Life’s decisions are like creating a binary tree. Your decision will take you on a journey leading to subsequent decisions. However, those subsequent decisions cannot be handled in the same way had you been given that decision one level back. The order in which you are given decisions, and your current position in life all determine how your tree takes shape. Binary trees also show us that we do not meet these decisions in a repetitious, orderly fashion. You may find a sycamore tree outside your house and be presented with the decision of whether to seek shade under it. What you may not realize is that it was once, in fact, one of 500 seeds carried by astronaut Stuart Roosa on the 1971 mission to the Moon aboard the Apollo 14 spacecraft.  Had NASA made the choice to keep better chain-of-custody records of where the seeds ended up after the mission, many homeowners like you would not be presented with the decision to enjoy the shade of a sycamore tree right outside their window.

Property of Disney+

In last week’s post, I complained about the fact that Loki season two  hasn’t appeared on Disney+ yet. But Doctor Strange In The Multiverse of Madness is premiering this week so please bear with me as I use another Marvel reference. Barring the idea that a “Nexus Event” is even possible, we all branch off a set path depending on our decisions in the moment. Even if we think we are always choosing based on the same criteria every time, the order of decisions thrown at us will ultimately change our branch’s configuration. We are all variants on some level.  But don’t expect Stephen Strange to sort out your life anytime soon.

Had I not chosen to work in class action administration out of law school, or had I chosen to buy that house I almost closed on before I was convinced to move to another state (pre-housing market craziness mind you-I’m still kicking myself for that), or had I chosen to skip that stomach wrenching Arby’s sandwich earlier today…who know’s where I would have ended up. Would I be in OSU’s program? Had I not returned to college for a computer engineering degree, would I have realized that our lives follow paths eerily similar to that found in nature, how a tree’s trunk growth follows the Fibonacci sequence.

Learning computer programming has taught me a lot. More than I thought I would get from staring at lines of code each night. I now see the beauty in mathematical algorithms and, to a certain extent, how my existence in this exact time and space can be traced and explained by a program that I now have the ability to design, if given the right variables.

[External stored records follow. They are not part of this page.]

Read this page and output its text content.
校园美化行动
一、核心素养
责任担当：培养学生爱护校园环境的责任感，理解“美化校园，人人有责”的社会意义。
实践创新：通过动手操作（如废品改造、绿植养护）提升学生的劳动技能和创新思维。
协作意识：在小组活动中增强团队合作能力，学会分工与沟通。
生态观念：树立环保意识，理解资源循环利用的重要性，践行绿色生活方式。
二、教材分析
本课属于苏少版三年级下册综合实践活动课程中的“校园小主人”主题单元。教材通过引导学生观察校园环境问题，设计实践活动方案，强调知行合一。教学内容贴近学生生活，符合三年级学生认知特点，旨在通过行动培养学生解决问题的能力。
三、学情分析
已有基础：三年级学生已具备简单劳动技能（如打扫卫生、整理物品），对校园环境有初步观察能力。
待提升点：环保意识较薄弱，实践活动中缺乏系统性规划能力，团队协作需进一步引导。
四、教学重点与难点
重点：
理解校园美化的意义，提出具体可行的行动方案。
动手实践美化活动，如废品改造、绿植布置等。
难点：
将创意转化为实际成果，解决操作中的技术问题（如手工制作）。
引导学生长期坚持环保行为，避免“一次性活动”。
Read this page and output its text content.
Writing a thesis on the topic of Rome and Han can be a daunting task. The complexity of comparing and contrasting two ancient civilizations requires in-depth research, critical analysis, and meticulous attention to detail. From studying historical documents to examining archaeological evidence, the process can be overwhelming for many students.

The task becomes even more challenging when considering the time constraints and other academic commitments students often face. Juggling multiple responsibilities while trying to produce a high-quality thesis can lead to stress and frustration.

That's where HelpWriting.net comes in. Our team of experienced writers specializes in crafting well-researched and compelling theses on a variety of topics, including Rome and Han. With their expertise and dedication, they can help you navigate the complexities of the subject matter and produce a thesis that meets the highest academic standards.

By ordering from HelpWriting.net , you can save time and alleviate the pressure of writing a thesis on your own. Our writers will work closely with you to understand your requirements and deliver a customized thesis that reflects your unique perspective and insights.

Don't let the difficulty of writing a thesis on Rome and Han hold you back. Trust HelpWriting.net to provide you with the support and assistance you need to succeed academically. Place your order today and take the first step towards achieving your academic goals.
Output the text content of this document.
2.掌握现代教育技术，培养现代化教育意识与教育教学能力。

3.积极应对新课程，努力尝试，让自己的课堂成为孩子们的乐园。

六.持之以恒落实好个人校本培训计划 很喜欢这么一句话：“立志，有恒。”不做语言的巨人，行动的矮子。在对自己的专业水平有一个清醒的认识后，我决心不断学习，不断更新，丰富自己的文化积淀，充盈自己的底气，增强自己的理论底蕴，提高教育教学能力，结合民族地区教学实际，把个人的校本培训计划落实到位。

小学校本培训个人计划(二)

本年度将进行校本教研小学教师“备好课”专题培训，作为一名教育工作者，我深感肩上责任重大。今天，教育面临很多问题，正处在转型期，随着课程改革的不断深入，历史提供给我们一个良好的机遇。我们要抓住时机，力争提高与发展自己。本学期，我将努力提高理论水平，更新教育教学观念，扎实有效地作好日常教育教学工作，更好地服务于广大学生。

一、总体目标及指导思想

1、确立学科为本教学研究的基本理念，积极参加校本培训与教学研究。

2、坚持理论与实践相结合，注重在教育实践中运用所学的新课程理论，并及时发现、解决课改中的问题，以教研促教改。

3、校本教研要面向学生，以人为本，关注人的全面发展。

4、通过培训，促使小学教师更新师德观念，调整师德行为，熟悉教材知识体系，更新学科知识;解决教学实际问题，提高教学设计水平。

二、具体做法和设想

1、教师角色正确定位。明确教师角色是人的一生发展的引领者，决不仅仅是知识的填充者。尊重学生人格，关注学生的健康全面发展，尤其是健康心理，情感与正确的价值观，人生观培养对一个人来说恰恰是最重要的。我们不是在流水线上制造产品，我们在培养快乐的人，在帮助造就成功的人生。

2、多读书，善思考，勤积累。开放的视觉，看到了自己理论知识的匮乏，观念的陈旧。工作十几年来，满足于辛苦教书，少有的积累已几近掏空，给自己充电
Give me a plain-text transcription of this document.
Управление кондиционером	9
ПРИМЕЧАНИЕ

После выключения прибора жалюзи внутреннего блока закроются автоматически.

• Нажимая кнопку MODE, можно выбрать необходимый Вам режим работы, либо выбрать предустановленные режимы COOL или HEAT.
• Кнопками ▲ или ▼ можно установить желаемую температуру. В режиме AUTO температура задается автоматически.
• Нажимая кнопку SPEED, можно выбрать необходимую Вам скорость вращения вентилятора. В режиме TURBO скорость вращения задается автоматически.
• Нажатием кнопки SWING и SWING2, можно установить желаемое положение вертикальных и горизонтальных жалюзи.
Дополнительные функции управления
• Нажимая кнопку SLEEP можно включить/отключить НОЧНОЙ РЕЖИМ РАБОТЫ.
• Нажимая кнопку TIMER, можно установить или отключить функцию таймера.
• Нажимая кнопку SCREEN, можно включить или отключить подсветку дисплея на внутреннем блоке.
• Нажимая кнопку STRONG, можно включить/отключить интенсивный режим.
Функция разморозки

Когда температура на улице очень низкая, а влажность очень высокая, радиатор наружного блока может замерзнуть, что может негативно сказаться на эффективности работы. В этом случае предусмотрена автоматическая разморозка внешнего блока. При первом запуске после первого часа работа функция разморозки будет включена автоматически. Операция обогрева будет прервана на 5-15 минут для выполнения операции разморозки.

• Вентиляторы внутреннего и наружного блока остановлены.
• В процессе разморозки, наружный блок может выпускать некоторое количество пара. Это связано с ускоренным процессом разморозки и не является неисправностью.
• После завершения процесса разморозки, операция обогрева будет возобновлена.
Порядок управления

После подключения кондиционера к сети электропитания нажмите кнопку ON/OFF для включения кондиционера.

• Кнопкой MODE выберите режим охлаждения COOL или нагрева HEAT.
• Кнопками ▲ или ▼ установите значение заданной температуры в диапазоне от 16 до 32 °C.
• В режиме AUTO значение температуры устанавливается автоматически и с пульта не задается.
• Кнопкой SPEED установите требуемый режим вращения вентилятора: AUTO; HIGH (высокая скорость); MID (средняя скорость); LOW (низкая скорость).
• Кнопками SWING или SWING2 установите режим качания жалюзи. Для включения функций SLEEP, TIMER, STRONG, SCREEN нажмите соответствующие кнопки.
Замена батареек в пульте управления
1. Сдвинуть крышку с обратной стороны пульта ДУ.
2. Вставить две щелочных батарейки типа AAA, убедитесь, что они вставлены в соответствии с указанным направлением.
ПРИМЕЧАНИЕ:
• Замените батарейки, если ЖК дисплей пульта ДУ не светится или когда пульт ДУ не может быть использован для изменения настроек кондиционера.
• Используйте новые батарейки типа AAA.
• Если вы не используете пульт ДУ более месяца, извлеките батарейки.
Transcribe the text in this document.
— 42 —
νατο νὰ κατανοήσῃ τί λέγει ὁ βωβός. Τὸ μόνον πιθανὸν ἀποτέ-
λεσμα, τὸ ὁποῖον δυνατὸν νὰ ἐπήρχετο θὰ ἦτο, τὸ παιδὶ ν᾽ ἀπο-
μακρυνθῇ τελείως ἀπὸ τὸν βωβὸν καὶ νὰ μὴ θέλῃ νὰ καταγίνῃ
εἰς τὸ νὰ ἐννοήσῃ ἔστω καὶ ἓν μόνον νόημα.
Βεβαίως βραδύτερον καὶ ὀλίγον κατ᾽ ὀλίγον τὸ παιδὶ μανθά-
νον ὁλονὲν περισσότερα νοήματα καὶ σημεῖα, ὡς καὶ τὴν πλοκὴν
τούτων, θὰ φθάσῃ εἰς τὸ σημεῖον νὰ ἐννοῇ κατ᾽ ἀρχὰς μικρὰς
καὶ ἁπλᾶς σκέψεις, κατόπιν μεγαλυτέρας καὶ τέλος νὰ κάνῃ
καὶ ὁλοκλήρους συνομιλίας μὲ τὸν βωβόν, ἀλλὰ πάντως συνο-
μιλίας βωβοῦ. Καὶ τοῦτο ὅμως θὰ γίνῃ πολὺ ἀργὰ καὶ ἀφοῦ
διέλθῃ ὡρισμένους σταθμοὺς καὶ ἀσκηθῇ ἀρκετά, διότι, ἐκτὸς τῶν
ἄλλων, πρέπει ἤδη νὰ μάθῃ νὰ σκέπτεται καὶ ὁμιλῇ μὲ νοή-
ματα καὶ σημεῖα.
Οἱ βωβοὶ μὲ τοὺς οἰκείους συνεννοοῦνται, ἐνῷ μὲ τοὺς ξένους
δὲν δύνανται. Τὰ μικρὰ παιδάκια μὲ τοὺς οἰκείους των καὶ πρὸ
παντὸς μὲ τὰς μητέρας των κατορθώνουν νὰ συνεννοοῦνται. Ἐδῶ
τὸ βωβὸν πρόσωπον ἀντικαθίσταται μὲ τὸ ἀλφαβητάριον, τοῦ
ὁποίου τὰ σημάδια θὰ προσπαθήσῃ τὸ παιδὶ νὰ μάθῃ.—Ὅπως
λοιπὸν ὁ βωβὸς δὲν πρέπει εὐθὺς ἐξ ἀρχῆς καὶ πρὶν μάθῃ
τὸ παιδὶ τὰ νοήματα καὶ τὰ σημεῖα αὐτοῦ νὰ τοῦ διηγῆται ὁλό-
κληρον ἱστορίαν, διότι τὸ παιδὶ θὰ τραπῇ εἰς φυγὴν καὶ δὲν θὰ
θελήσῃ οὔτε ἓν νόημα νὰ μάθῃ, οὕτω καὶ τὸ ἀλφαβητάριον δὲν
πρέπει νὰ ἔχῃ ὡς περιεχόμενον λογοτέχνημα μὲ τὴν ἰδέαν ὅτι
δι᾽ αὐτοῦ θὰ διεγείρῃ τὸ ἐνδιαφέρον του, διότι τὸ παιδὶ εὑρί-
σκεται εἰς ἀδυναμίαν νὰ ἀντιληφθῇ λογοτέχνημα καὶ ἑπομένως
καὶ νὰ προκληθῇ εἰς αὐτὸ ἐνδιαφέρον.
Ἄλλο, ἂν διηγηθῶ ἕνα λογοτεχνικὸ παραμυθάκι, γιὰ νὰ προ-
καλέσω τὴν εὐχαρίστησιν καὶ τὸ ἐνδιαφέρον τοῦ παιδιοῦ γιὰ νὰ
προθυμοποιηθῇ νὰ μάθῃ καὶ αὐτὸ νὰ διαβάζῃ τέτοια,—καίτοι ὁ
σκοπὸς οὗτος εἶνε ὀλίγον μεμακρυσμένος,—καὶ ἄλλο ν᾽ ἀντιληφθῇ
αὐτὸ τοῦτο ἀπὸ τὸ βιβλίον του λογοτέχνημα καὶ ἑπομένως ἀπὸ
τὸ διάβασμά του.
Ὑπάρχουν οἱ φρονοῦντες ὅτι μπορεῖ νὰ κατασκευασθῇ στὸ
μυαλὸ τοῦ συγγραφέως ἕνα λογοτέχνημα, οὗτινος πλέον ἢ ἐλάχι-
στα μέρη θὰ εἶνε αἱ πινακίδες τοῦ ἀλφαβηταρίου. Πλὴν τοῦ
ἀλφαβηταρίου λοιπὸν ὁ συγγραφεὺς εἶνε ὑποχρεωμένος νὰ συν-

Robert Frost may have understood the binary tree algorithm more than he realized. In the second stanza, his poem admits that the passing on both paths “worn them really about the same.” Meaning that he was, in fact, not on a road less traveled but one equally traveled and of equal consequence. He states that he left the other path for another day, but doubts he will ever return. In other words, you can’t go back and rearrange the way your tree’s branches once you’ve plotted your nodes.  Frost later tells “with a sigh” that this earlier choice had made all the difference. Frost eludes to the lie we tell ourselves that our choices are the only variables that dictate our fate.  We deceive ourselves to believe that we are a creation of our own decisions, and our decisions alone.  But he knew better. You also have to consider the order in which these infinite decisions are handed to you, the chaos theory, the missing variables “chance,” “luck,” and “opportunity.”  Our lives are unique binary trees, growing amongst each other in a yellow wood.